In this work, we propose UniTracker, a three-stage training framework that enables robust and scalable motion tracking across a wide range of human behaviors.
In the first stage, we train a teacher policy with privileged observations to generate high-quality actions.
In the second stage, we introduce a Conditional Variational Autoencoder (CVAE) to model a universal student policy that can be deployed directly on real hardware.
The CVAE structure allows the policy to learn a global latent representation of motion, enhancing generalization to unseen behaviors and addressing the limitations of standard MLP-based policies under partial observations.

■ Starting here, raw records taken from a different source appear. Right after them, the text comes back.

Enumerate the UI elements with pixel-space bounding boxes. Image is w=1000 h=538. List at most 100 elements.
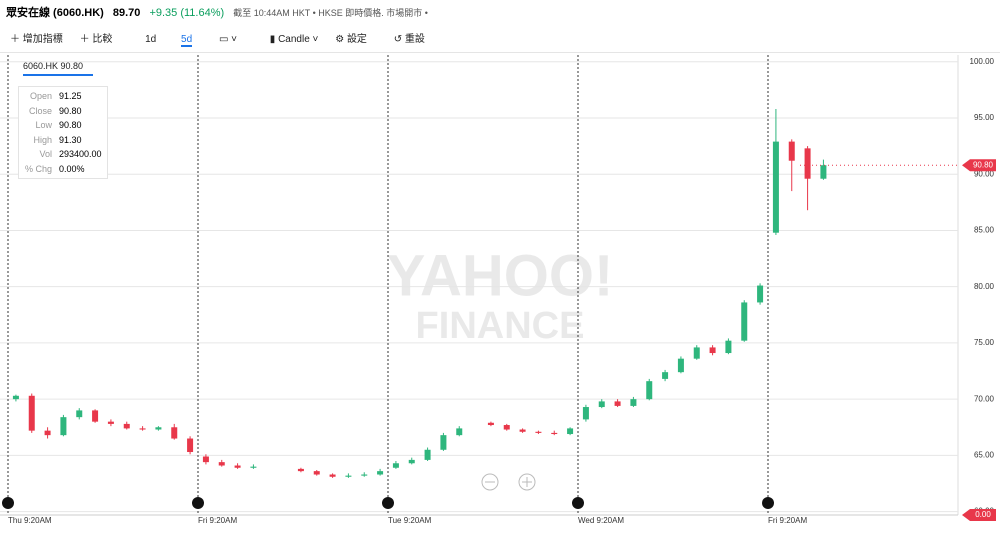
candle-body: [329, 474, 336, 477]
candle-body: [646, 381, 653, 400]
candle-body: [171, 427, 178, 439]
candle-body: [250, 466, 257, 468]
candle-body: [519, 429, 526, 432]
tooltip-value: 91.25: [59, 91, 82, 101]
candle-body: [440, 435, 447, 450]
candle-body: [60, 417, 67, 436]
tooltip-key: Close: [28, 105, 52, 116]
tooltip-key: High: [33, 134, 52, 145]
tooltip-key: Open: [29, 91, 52, 101]
candle-body: [709, 347, 716, 354]
candle-body: [361, 474, 368, 476]
chart-type[interactable]: ▮ Candle ˅: [269, 34, 319, 45]
watermark: FINANCE: [416, 305, 585, 347]
tooltip-row: % Chg 0.00%: [19, 162, 107, 177]
candle-body: [725, 340, 732, 354]
candle-body: [377, 471, 384, 475]
y-tick-label: 80.00: [974, 282, 995, 291]
y-tick-label: 75.00: [974, 338, 995, 347]
tooltip-row: Low 90.80: [19, 118, 107, 133]
candle-body: [424, 449, 431, 460]
tooltip-row: Open 91.25: [19, 89, 107, 104]
candle-body: [598, 401, 605, 408]
candle-body: [741, 302, 748, 341]
candle-body: [567, 428, 574, 435]
x-tick-label: Fri 9:20AM: [768, 516, 807, 525]
candle-body: [76, 410, 83, 418]
candle-body: [772, 141, 779, 233]
candle-body: [487, 422, 494, 426]
session-marker: [762, 497, 774, 509]
compare[interactable]: ＋ 比較: [79, 34, 113, 45]
x-tick-label: Tue 9:20AM: [388, 516, 432, 525]
stock-name: 眾安在線 (6060.HK): [6, 7, 104, 19]
candle-body: [297, 468, 304, 472]
settings[interactable]: ⚙ 設定: [335, 34, 367, 45]
tooltip-symbol: 6060.HK 90.80: [23, 61, 84, 71]
candle-body: [677, 358, 684, 373]
zoom-in[interactable]: [518, 473, 536, 491]
candle-body: [345, 475, 352, 477]
candle-body: [187, 438, 194, 453]
tooltip: 6060.HK 90.80 Open 91.25 Close 90.80 Low 90.80…: [18, 61, 108, 179]
candle-body: [44, 430, 51, 436]
candle-body: [155, 427, 162, 430]
candle-body: [456, 428, 463, 436]
y-tick-label: 70.00: [974, 394, 995, 403]
candle-body: [535, 431, 542, 433]
status: 截至 10:44AM HKT • HKSE 即時價格. 市場開市 •: [233, 8, 428, 18]
candle-body: [218, 462, 225, 466]
candle-body: [392, 463, 399, 468]
candle-body: [234, 465, 241, 468]
tooltip-row: Vol 293400.00: [19, 147, 107, 162]
session-marker: [2, 497, 14, 509]
tooltip-key: % Chg: [24, 163, 52, 174]
candle-body: [408, 459, 415, 464]
candle-body: [551, 432, 558, 435]
volume-tag: [962, 509, 996, 521]
range-1d[interactable]: 1d: [145, 34, 157, 45]
candle-body: [757, 285, 764, 303]
change: +9.35 (11.64%): [149, 7, 225, 19]
session-marker: [192, 497, 204, 509]
y-tick-label: 100.00: [970, 57, 995, 66]
candle-body: [693, 347, 700, 359]
candle-body: [503, 425, 510, 430]
tooltip-value: 91.30: [59, 134, 82, 145]
divider: [0, 52, 1000, 53]
tooltip-key: Vol: [39, 149, 52, 159]
last-price-label: 90.80: [973, 160, 994, 169]
y-tick-label: 65.00: [974, 451, 995, 460]
add-indicator[interactable]: ＋ 增加指標: [10, 34, 63, 45]
candle-body: [123, 423, 130, 429]
price: 89.70: [112, 7, 141, 19]
candle-body: [614, 401, 621, 406]
date-picker[interactable]: ▭ ˅: [218, 34, 238, 45]
tooltip-value: 90.80: [59, 120, 82, 130]
header: 眾安在線 (6060.HK) 89.70 +9.35 (11.64%) 截至 1…: [6, 4, 434, 20]
candle-body: [92, 410, 99, 422]
candle-body: [820, 165, 827, 179]
toolbar: ＋ 增加指標 ＋ 比較 1d 5d ▭ ˅ ▮ Candle ˅ ⚙ 設定 ↺ …: [10, 30, 439, 47]
tooltip-value: 293400.00: [59, 149, 102, 159]
range-5d[interactable]: 5d: [181, 34, 193, 47]
x-tick-label: Thu 9:20AM: [8, 516, 52, 525]
candle-body: [788, 141, 795, 161]
candle-body: [582, 407, 589, 420]
tooltip-row: Close 90.80: [19, 104, 107, 119]
candle-body: [313, 471, 320, 475]
watermark: YAHOO!: [387, 243, 614, 308]
candle-body: [630, 399, 637, 406]
reset[interactable]: ↺ 重設: [393, 34, 425, 45]
tooltip-key: Low: [35, 120, 52, 130]
tooltip-value: 90.80: [59, 105, 82, 116]
x-tick-label: Fri 9:20AM: [198, 516, 237, 525]
candle-body: [28, 395, 35, 431]
candle-body: [804, 148, 811, 179]
tooltip-title: 6060.HK 90.80: [23, 59, 93, 76]
candle-body: [662, 372, 669, 379]
tooltip-value: 0.00%: [59, 163, 85, 174]
zoom-out[interactable]: [481, 473, 499, 491]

Unlike pure MLPs that suffer from drift in global attributes like orientation, our CVAE-student policy incorporates global intent during training by aligning a partial-observation prior to the full-observation encoder.
In the third stage, we introduce a fast adaptation module that fine-tunes the universal policy on harder motion sequences that are difficult to track directly.
This adaptation can be performed both for single sequences and in batch mode, further showcasing the flexibility and scalability of our approach.
We evaluate UniTracker in both simulation and real-world settings using a Unitree G1 humanoid, demonstrating strong performance in motion diversity, tracking accuracy, and deployment robustness.